International cooperation led to 56 arrests

In the past two years, 56 Bosnian Serbs have been arrested on charges of similar immigration fraud or making false statements over omitting their military service on immigration applications. Agents from the Immigration and Customs Enforcement (ICE) most recently raided homes in at least five US cities earlier this month, bringing in at least 16more people. Mr. Cadman says the ICE's Operation No Safe Haven could prove a model for other countries, which, like the US, took in large numbers of refugees and asylum seekers from the former Yugoslavia during and after the 1990s Balkan wars.

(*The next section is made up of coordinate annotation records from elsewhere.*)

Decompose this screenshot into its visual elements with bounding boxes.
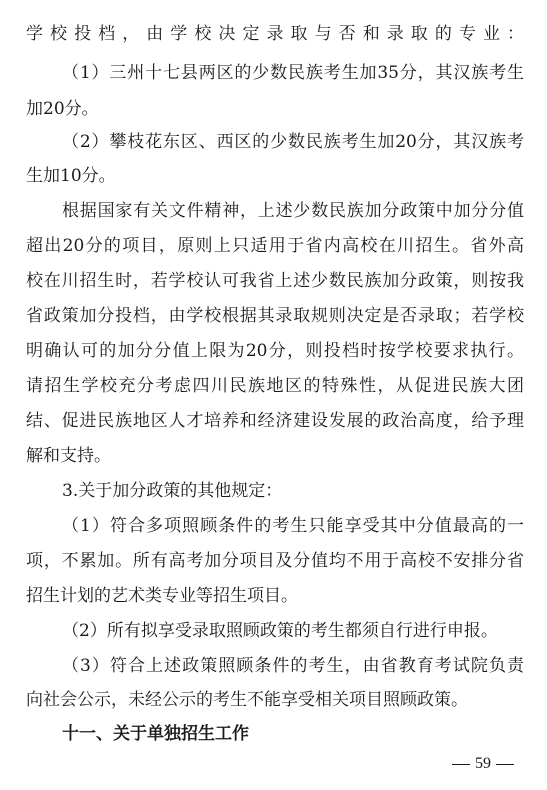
text-line: 项，不累加。所有高考加分项目及分值均不用于高校不安排分省: [26, 551, 524, 571]
page-number-value: 59: [475, 755, 491, 772]
text-line: （2）所有拟享受录取照顾政策的考生都须自行进行申报。: [62, 621, 498, 641]
dash-right: [496, 764, 514, 765]
text-line: 生加10分。: [26, 166, 116, 186]
text-line: 结、促进民族地区人才培养和经济建设发展的政治高度，给予理: [26, 411, 524, 431]
page-number: [438, 752, 528, 776]
text-line: 解和支持。: [26, 446, 111, 466]
text-line: 超出20分的项目，原则上只适用于省内高校在川招生。省外高: [26, 236, 524, 256]
text-line: 明确认可的加分分值上限为20分，则投档时按学校要求执行。: [26, 341, 524, 361]
text-line: 加20分。: [26, 99, 99, 119]
text-line: （1）符合多项照顾条件的考生只能享受其中分值最高的一: [62, 516, 524, 536]
text-line: 学校投档，由学校决定录取与否和录取的专业：: [26, 24, 524, 44]
dash-left: [452, 764, 470, 765]
text-line: 向社会公示，未经公示的考生不能享受相关项目照顾政策。: [26, 690, 468, 710]
text-line: 3.关于加分政策的其他规定：: [62, 481, 283, 501]
text-line: 校在川招生时，若学校认可我省上述少数民族加分政策，则按我: [26, 271, 524, 291]
text-line: （2）攀枝花东区、西区的少数民族考生加20分，其汉族考: [62, 132, 524, 152]
text-line: （3）符合上述政策照顾条件的考生，由省教育考试院负责: [62, 656, 524, 676]
text-line: 根据国家有关文件精神，上述少数民族加分政策中加分分值: [62, 201, 524, 221]
text-line: （1）三州十七县两区的少数民族考生加35分，其汉族考生: [62, 63, 524, 83]
text-line: 请招生学校充分考虑四川民族地区的特殊性，从促进民族大团: [26, 376, 524, 396]
text-line: 招生计划的艺术类专业等招生项目。: [26, 586, 298, 606]
section-heading: 十一、关于单独招生工作: [62, 724, 249, 744]
text-line: 省政策加分投档，由学校根据其录取规则决定是否录取；若学校: [26, 306, 524, 326]
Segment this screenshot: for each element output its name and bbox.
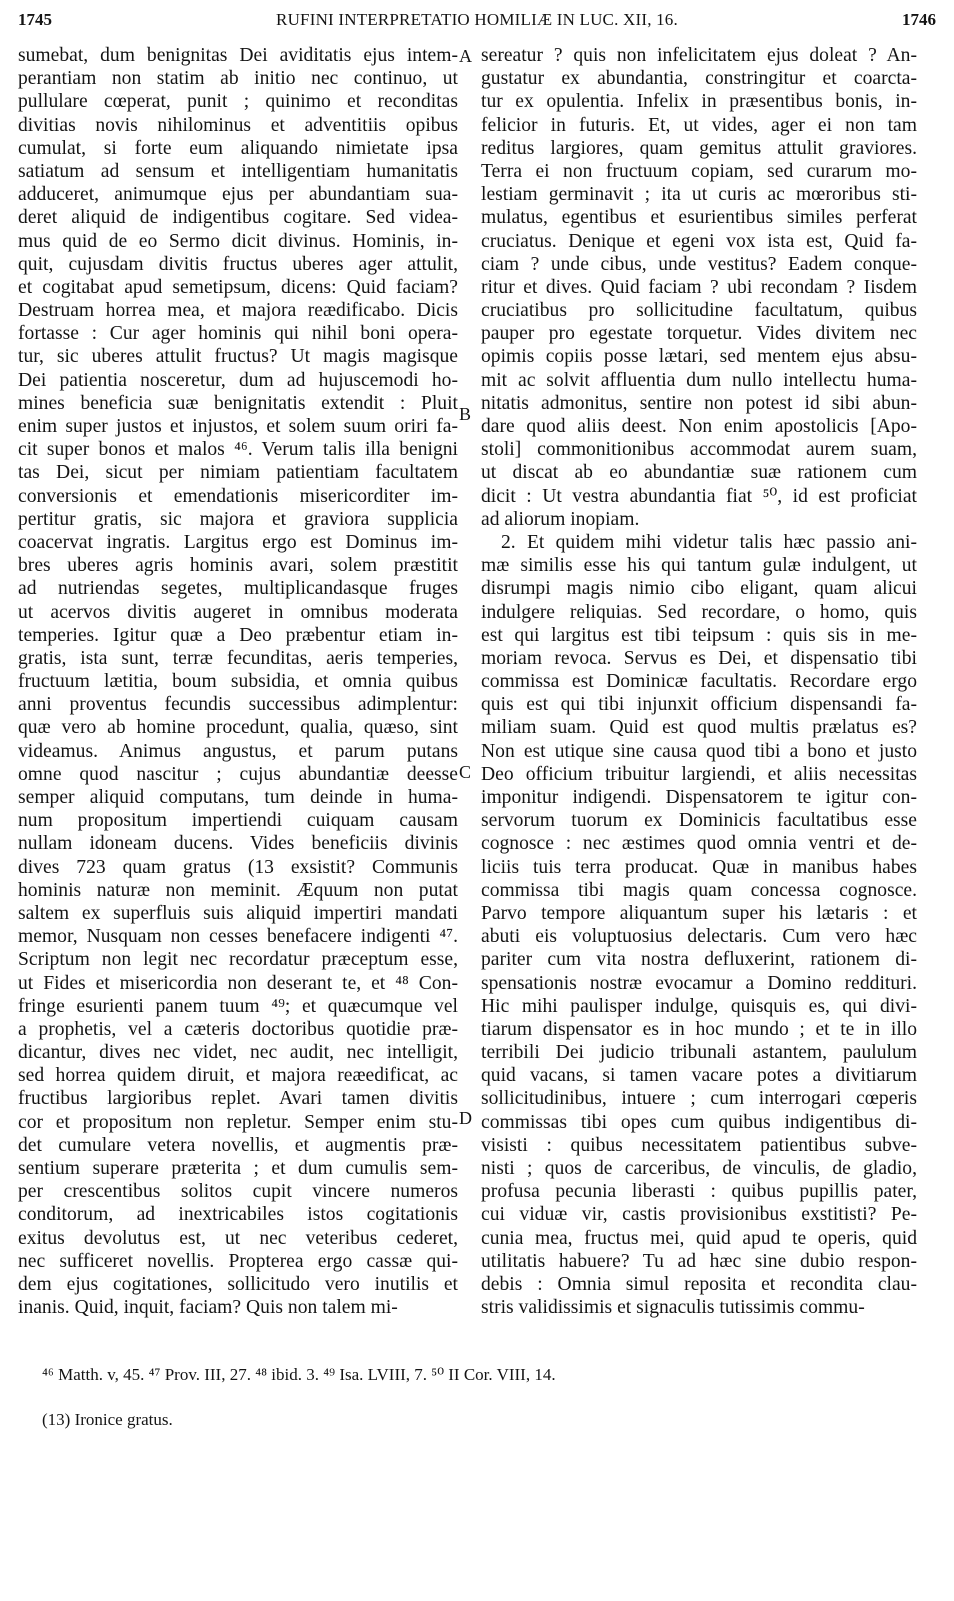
text-line: fructibus largioribus replet. Avari tamen divitis [18,1088,458,1110]
footnotes: ⁴⁶ Matth. v, 45. ⁴⁷ Prov. III, 27. ⁴⁸ ibid. 3. ⁴⁹ Isa. LVIII, 7. ⁵⁰ II Cor. VIII, 14. [42,1365,556,1384]
text-line: semper aliquid computans, tum deinde in huma- [18,787,458,808]
text-line: imponitur indigendi. Dispensatorem te igitur con- [481,787,917,808]
text-line: ut Fides et misericordia non deserant te, et ⁴⁸ Con- [18,972,458,994]
text-line: Parvo tempore aliquantum super his lætaris : et [481,902,917,924]
text-line: cumulat, si forte eum aliquando nimietate ipsa [18,137,458,159]
text-line: deret aliquid de indigentibus cogitare. Sed videa- [18,207,458,229]
text-line: Destruam horrea mea, et majora reædificabo. Dicis [18,300,458,322]
text-line: reditus largiores, quam gemitus attulit graviores. [481,137,917,159]
text-line: satiatum ad sensum et intelligentiam humanitatis [18,160,458,182]
text-line: stris validissimis et signaculis tutissimis commu- [481,1297,865,1319]
text-line: coacervat ingratis. Largitus ergo est Dominus im- [18,531,458,553]
text-line: quit, cujusdam divitis fructus uberes ager attulit, [18,253,458,275]
text-line: exitus devolutus est, ut nec veteribus cederet, [18,1227,458,1249]
left-column [18,44,458,1319]
text-line: tur ex opulentia. Infelix in præsentibus bonis, in- [481,91,917,113]
margin-marker-c: C [459,762,472,782]
text-line: quæ vero ab homine procedunt, qualia, quæso, sint [18,717,458,739]
text-line: liciis tuis terra producat. Quæ in manibus habes [481,856,917,878]
text-line: sereatur ? quis non infelicitatem ejus doleat ? An- [481,45,917,66]
text-line: ad aliorum inopiam. [481,508,640,530]
text-line: pullulare cœperat, punit ; quinimo et reconditas [18,91,458,113]
running-header [18,10,936,36]
text-line: pauper pro egestate torquetur. Vides divitem nec [481,323,917,345]
text-line: omne quod nascitur ; cujus abundantiæ deesse [18,763,458,785]
text-line: dicantur, dives nec videt, nec audit, nec intelligit, [18,1042,458,1064]
margin-marker-a: A [459,46,472,66]
text-line: Dei patientia nosceretur, dum ad hujuscemodi ho- [18,369,458,391]
text-line: cunia mea, fructus mei, quid apud te operis, quid [481,1227,917,1249]
text-line: cit super bonos et malos ⁴⁶. Verum talis illa benigni [18,439,458,461]
text-line: cruciatibus pro sollicitudine facultatum, quibus [481,300,917,322]
text-line: mit ac solvit affluentia dum nullo intellectu huma- [481,369,917,391]
text-line: abuti eis voluptuosius delectaris. Cum vero hæc [481,926,917,948]
text-line: profusa pecunia liberasti : quibus pupillis pater, [481,1181,917,1203]
text-line: quid vacans, si tamen vacare potes a divitiarum [481,1065,917,1087]
text-line: tur, sic uberes attulit fructus? Ut magis magisque [18,346,458,368]
text-line: ad nutriendas segetes, multiplicandasque fruges [18,578,458,600]
text-line: Deo officium tribuitur largiendi, et aliis necessitas [481,763,917,785]
text-line: conversionis et emendationis misericorditer im- [18,485,458,507]
text-line: quis est qui tibi injunxit officium dispensandi fa- [481,694,917,716]
text-line: pertitur gratis, sic majora et graviora supplicia [18,508,458,530]
editor-note: (13) Ironice gratus. [42,1410,173,1429]
text-line: inanis. Quid, inquit, faciam? Quis non talem mi- [18,1297,398,1319]
text-line: det cumulare vetera novellis, et augmentis præ- [18,1134,458,1156]
text-line: stoli] commonitionibus accommodat aurem suam, [481,439,917,461]
text-line: fortasse : Cur ager hominis qui nihil boni opera- [18,323,458,345]
text-line: sed horrea quidem diruit, et majora reæedificat, ac [18,1065,458,1087]
text-line: perantiam non statim ab initio nec continuo, ut [18,68,458,90]
text-line: nec sufficeret novellis. Propterea ergo cassæ qui- [18,1250,458,1272]
text-line: enim super justos et injustos, et solem suum oriri fa- [18,416,458,437]
margin-marker-d: D [459,1108,472,1128]
text-line: lestiam germinavit ; ita ut curis ac mœroribus sti- [481,184,917,206]
text-line: saltem ex superfluis suis aliquid impertiri mandati [18,902,458,924]
right-column [481,44,917,1319]
text-line: ut acervos divitis augeret in omnibus moderata [18,601,458,623]
text-line: mus quid de eo Sermo dicit divinus. Hominis, in- [18,230,458,252]
text-line: cui viduæ vir, castis provisionibus exstitisti? Pe- [481,1204,917,1226]
text-line: cognosce : nec æstimes quod omnia ventri et de- [481,833,917,855]
text-line: commissas tibi opes cum quibus indigentibus di- [481,1111,917,1133]
text-line: hominis naturæ non meminit. Æquum non putat [18,879,458,901]
text-line: visisti : quibus necessitatem patientibus subve- [481,1134,917,1156]
text-line: miliam suam. Quid est quod multis prælatus es? [481,717,917,739]
text-line: terribili Dei judicio tribunali astantem, paululum [481,1042,917,1064]
text-line: commissa tibi magis quam concessa cognosce. [481,879,917,901]
text-line: tiarum dispensator es in hoc mundo ; et te in illo [481,1018,917,1040]
text-line: mines beneficia suæ benignitatis extendit : Pluit [18,392,458,414]
text-line: ciam ? unde cibus, unde vestitus? Eadem conque- [481,253,917,275]
text-line: sollicitudinibus, intuere ; cum interrogari cœperis [481,1088,917,1110]
text-line: Scriptum non legit nec recordatur præceptum esse, [18,949,458,971]
text-line: dicit : Ut vestra abundantia fiat ⁵⁰, id est proficiat [481,485,917,507]
text-line: videamus. Animus angustus, et parum putans [18,740,458,762]
text-line: utilitatis habuere? Tu ad hæc sine dubio respon- [481,1250,917,1272]
text-line: nisti ; quos de carceribus, de vinculis, de gladio, [481,1158,917,1179]
text-line: disrumpi magis nimio cibo eligant, quam alicui [481,578,917,600]
text-line: dare quod aliis deest. Non enim apostolicis [Apo- [481,416,917,437]
text-line: cor et propositum non repletur. Semper enim stu- [18,1111,458,1133]
text-line: divitias novis nihilominus et adventitiis opibus [18,114,458,136]
text-line: servorum tuorum ex Dominicis facultatibus esse [481,810,917,832]
text-line: a prophetis, vel a cæteris doctoribus quotidie præ- [18,1018,458,1040]
text-line: temperies. Igitur quæ a Deo præbentur etiam in- [18,624,458,646]
text-line: commissa est Dominicæ facultatis. Recordare ergo [481,671,917,693]
text-line: num propositum impertiendi cuiquam causam [18,810,458,832]
text-line: sumebat, dum benignitas Dei aviditatis ejus intem- [18,45,458,66]
text-line: moriam revoca. Servus es Dei, et dispensatio tibi [481,647,917,669]
text-line: bres uberes agris hominis avari, solem præstitit [18,555,458,577]
text-line: pariter cum vita nostra defluxerint, rationem di- [481,949,917,971]
text-line: nullam idoneam ducens. Vides beneficiis divinis [18,833,458,855]
text-line: fringe esurienti panem tuum ⁴⁹; et quæcumque vel [18,995,458,1017]
text-line: mulatus, egentibus et esurientibus similes perferat [481,207,917,229]
text-line: conditorum, ad inextricabiles istos cogitationis [18,1204,458,1226]
text-line: felicior in futuris. Et, ut vides, ager ei non tam [481,114,917,136]
text-line: sentium superare præterita ; et dum cumulis sem- [18,1158,458,1179]
text-line: ut discat ab eo abundantiæ suæ rationem cum [481,462,917,484]
text-line: 2. Et quidem mihi videtur talis hæc passio ani- [501,531,917,553]
text-line: nitatis admonitus, sentire non potest id sibi abun- [481,392,917,414]
text-line: memor, Nusquam non cesses benefacere indigenti ⁴⁷. [18,926,458,948]
text-line: dives 723 quam gratus (13 exsistit? Communis [18,856,458,878]
right-page-number: 1746 [902,10,936,29]
running-title: RUFINI INTERPRETATIO HOMILIÆ IN LUC. XII, 16. [276,10,678,29]
text-line: spensationis nostræ evocamur a Domino reddituri. [481,972,917,994]
text-line: tas Dei, sicut per nimiam patientiam facultatem [18,462,458,484]
text-line: fructuum lætitia, boum subsidia, et omnia quibus [18,671,458,693]
text-line: debis : Omnia simul reposita et recondita clau- [481,1273,917,1295]
text-line: Non est utique sine causa quod tibi a bono et justo [481,740,917,762]
text-line: Terra ei non fructuum copiam, sed curarum mo- [481,160,917,182]
text-line: gratis, ista sunt, terræ fecunditas, aeris temperies, [18,647,458,669]
text-line: anni proventus fecundis successibus adimplentur: [18,694,458,716]
text-line: per crescentibus solitos cupit vincere numeros [18,1181,458,1203]
text-line: Hic mihi paulisper indulge, quisquis es, qui divi- [481,995,917,1017]
text-line: est qui largitus est tibi teipsum : quis sis in me- [481,624,917,646]
left-page-number: 1745 [18,10,52,29]
text-line: opimis copiis posse lætari, sed mentem ejus absu- [481,346,917,368]
text-line: ritur et dives. Quid faciam ? ubi recondam ? Iisdem [481,276,917,298]
text-line: adduceret, animumque ejus per abundantiam sua- [18,184,458,206]
text-line: dem ejus cogitationes, sollicitudo vero inutilis et [18,1273,458,1295]
text-line: cruciatus. Denique et egeni vox ista est, Quid fa- [481,230,917,252]
text-line: gustatur ex abundantia, constringitur et coarcta- [481,68,917,90]
text-line: et cogitabat apud semetipsum, dicens: Quid faciam? [18,276,458,298]
margin-marker-b: B [459,404,472,424]
text-line: indulgere reliquias. Sed recordare, o homo, quis [481,601,917,623]
text-line: mæ similis esse his qui tantum gulæ indulgent, ut [481,555,917,577]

The operation began in 2004, when ICE officials were nearly two years into investigating a Boston-area Bosnian, Marko Boskic – whose name had appeared in testimony at the UN war-crimes tribunal as well as press reports involving Srebrenica – on suspicion that he'd omitted his Bosnian Serb military service when applying for refugee status in the US. A former US military intelligence analyst who'd worked on the Srebrenica case in The Hague offered the investigators a list of 14,000 people who were suspected of having served in the Bosnian Serb military. Officials checked the names against immigration databases. The leads generated were distributed to their offices nationwide.

"A lot of our cases have actually developed because of the access to that list," says Michael Keegan, a spokesman at the Human Rights Violators and Public Safety Unit at the ICE, which has, since its creation in 2003, investigated immigrants who are not US citizens.

Finding war criminals in a haystack of refugees

A December 2004 law – the Anti-Atrocity Alien Deportation Act – also gave the Justice Department's Office of Special Investigations powers to go after naturalized US citizens suspected of crimes committed before they entered the country. Federal investigators had previously tracked only Nazi-era suspects to prevent them from entering the US.

"I think the United States prides itself on being a refuge for people running away from persecution, and some of these human rights violators will come to the United States seeking the same refuge as their victims," Mr. Keegan says. "And that's not hard to believe, since most of them were at the site where the atrocities were committed, so they know the details. So when they're going through their interview, it's possible for them to describe the scene and be credible."

Operation No Safe Haven will continue indefinitely, Keegan says. It also appears to be bringing in more Srebrenica suspects than any other attempts. The Hague tribunal, for example, has been able to try only seven high-ranking Bosnian Serb military and police officers in a trial that began in July, because several of the men had been brought in under so-called "voluntary surrenders." The tribunal's two most-wanted men – Bosnian Serb political and military heads Radovan Karadzic and Ratko Mladic – remain fugitives.

Blagojevic, Bozic, and two others who were arrested in Bosnia, are the latest defendants in Bosnia's national war-crimes chamber – established in 2005 to take on mid- and lower-level ranking suspects – to be charged with alleged crimes at Srebrenica. Eleven others have been on trial for genocide since May, a trial that Damir Petrovic, a public-information lawyer at Bosnia's state court where the war-crimes chamber is housed,called "the largest criminal case in Europe right now."

Critics say the US has gone too far

A lawyer for Nedjo Ikonic, a Bosnian Serb arrested outside Milwaukee earlier this month who pleaded not guilty this week to making false statements, says that US officials are targeting too widely, and that the sting is sparking fears among the Serbian diaspora in the US.

"There's one lady in Salt Lake City who was a cook paid by the Republika Srpska Army. That's stretching the party to a crime concept. It seems like the [Bosnian] government wants to investigate every one of them," says Nikola Kostich, senior partner at the Milwaukee law firm Kostich, LeBell, Dobroski, & Morgan. Mr. Kostich defended several prominent Serb suspects in The Hague and has advised many of those arrested in the past 24 months.

"I've also given a lot of advice to people who have not been charged – people who have called me because they're not sleeping well, and they think there's going to be a knock on the door in the night, and they don't know what to do," he says.